Gang Dolly yang dulunya tempat maksiat kini tekah berubah dan beri manfaat, sejak ditutup Wali Kota Surabaya, Tri Rismaharini pada 19 Juli 2014.
Saat itu, penutupan Gang Dolly mengundang pro dan kontra dari berbagai elemen masyarakat.
Mereka yang kesehariannya bergantung dari Gang Doly menolak keras penutupan tepat lokalisasi ini.
Tak sedikit juga yang pro dengan pemerintah, mendukung penutupan Gang Dolly.
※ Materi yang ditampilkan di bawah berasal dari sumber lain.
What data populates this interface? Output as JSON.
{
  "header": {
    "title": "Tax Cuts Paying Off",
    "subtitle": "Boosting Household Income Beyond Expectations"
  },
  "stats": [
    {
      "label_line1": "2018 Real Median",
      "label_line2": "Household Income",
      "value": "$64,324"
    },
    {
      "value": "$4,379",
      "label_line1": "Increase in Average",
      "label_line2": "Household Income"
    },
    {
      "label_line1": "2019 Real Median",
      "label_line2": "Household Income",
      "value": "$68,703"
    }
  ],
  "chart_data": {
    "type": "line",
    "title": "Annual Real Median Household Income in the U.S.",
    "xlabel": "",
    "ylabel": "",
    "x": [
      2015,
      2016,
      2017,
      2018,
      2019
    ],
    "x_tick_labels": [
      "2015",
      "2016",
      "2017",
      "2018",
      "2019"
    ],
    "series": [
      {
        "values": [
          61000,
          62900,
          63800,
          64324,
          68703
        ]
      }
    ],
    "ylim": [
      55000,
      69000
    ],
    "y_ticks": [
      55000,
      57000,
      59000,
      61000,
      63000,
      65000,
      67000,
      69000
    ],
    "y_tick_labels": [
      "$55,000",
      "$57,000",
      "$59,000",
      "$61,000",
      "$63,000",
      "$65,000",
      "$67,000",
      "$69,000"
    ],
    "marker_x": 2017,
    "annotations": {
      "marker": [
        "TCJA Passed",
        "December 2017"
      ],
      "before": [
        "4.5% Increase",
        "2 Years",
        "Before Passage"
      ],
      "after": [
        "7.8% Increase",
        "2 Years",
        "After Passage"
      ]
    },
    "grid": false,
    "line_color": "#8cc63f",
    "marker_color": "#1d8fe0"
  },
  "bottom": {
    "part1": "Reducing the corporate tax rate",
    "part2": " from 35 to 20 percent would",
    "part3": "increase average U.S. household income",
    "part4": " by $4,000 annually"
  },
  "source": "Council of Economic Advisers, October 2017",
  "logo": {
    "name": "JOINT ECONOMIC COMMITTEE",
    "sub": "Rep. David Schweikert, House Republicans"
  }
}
Baca: Football Family eps 2 - Drummer Band Punk Rock Unjuk Kebolehan Soal Pengetahuan dan Skill Sepak Bola
Jarwo, salah seorang masyarakat yang tinggal dan bergantung hidup di kawasan Gang Dolly menolak keras penutupan yang diakukan pemerintah kota ini.
Keseharian Jarwo dengan berjualan kopi, omsetnya perhari mencapai Rp 800 ribu, jika dikalikan satu bulan, Jarwo bisa mendapatkan uang hingga Rp 45 juta.
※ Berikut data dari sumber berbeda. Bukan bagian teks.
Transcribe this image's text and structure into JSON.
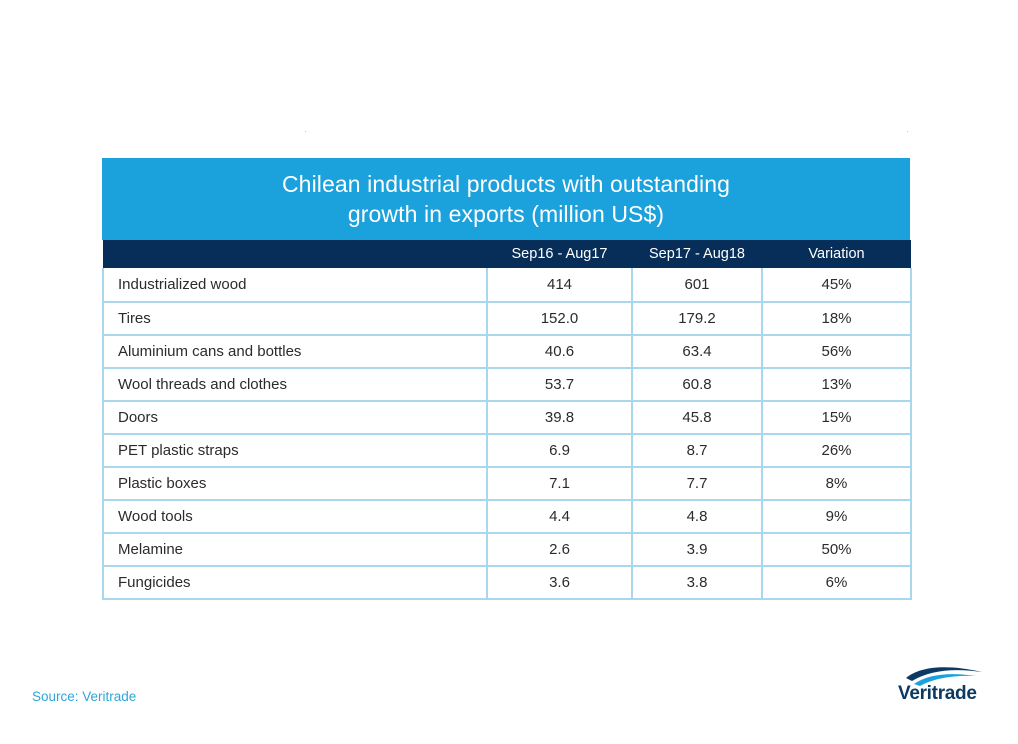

Tak heran, jika dia bersikeras menolak aksi penutupan ini.
Dia bersama rekan-rekan pekerja Gang Dolly bahkan memiliki perkumpulan, Front Pekerja Lokalisasi, siapa saya isinya ? Gabungan PKL, PSK, dan Mucikari.
Mereka begerak dan bekerjasama untuk menggagalkan upaya pemerintah kota menutup Gang Dolly.
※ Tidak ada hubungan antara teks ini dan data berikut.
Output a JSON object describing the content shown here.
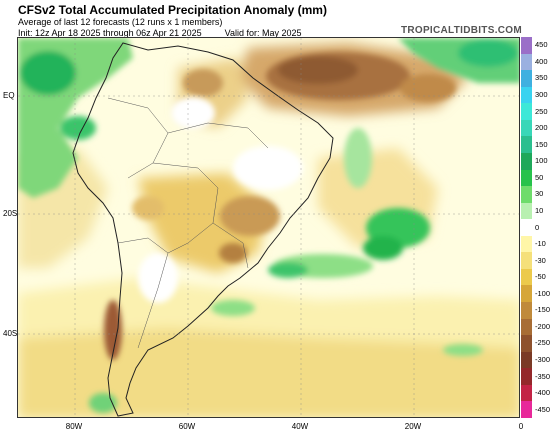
{
  "header": {
    "title": "CFSv2 Total Accumulated Precipitation Anomaly (mm)",
    "subtitle": "Average of last 12 forecasts (12 runs x 1 members)",
    "init_line": "Init: 12z Apr 18 2025 through 06z Apr 21 2025",
    "valid_line": "Valid for: May 2025",
    "site": "TROPICALTIDBITS.COM"
  },
  "map": {
    "lat_labels": [
      "EQ",
      "20S",
      "40S"
    ],
    "lon_labels": [
      "80W",
      "60W",
      "40W",
      "20W",
      "0"
    ]
  },
  "colorbar": {
    "labels": [
      "450",
      "400",
      "350",
      "300",
      "250",
      "200",
      "150",
      "100",
      "50",
      "30",
      "10",
      "0",
      "-10",
      "-30",
      "-50",
      "-100",
      "-150",
      "-200",
      "-250",
      "-300",
      "-350",
      "-400",
      "-450"
    ],
    "colors": [
      "#9a6fc8",
      "#9ab0e0",
      "#3fb0e0",
      "#39d3f0",
      "#3ce8d8",
      "#39d7b8",
      "#2bbf8f",
      "#1ea85a",
      "#27c24b",
      "#6edc6b",
      "#b8f0b0",
      "#ffffff",
      "#fff6a8",
      "#f5e07a",
      "#ecca4c",
      "#d6a639",
      "#c08a3b",
      "#a86d35",
      "#8e512d",
      "#7a3a26",
      "#94282a",
      "#c32345",
      "#e8289a"
    ]
  }
}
Aksi penghadangan terhadap petugas, demo, dan lainnya, dijelaskan secara rinci oleh Jarwo dalam serial Blusukan Butet Kertaredjasa yang tayang di Mola TV.
Bahkan hingga saat ini Jarwo masih menyimpan kenangan saat melakukan aksi yang kini memberinya hasil lebih baik, yakni kaos dan sirine.
Diakuinya, sirine dulu digunakan sebagai tanda panggilan untuk melakukan penghadangan terhadap aparat yang akan memasuki kawasan Gang Dolly.
Kini situasinya telah berbeda, Jarwo yang sempat melarikan diri pasca aksi yang dia lakukan ketika melakukan penghadangan mulai menikmati hasil dari manfaat penutupan Gang Dolly.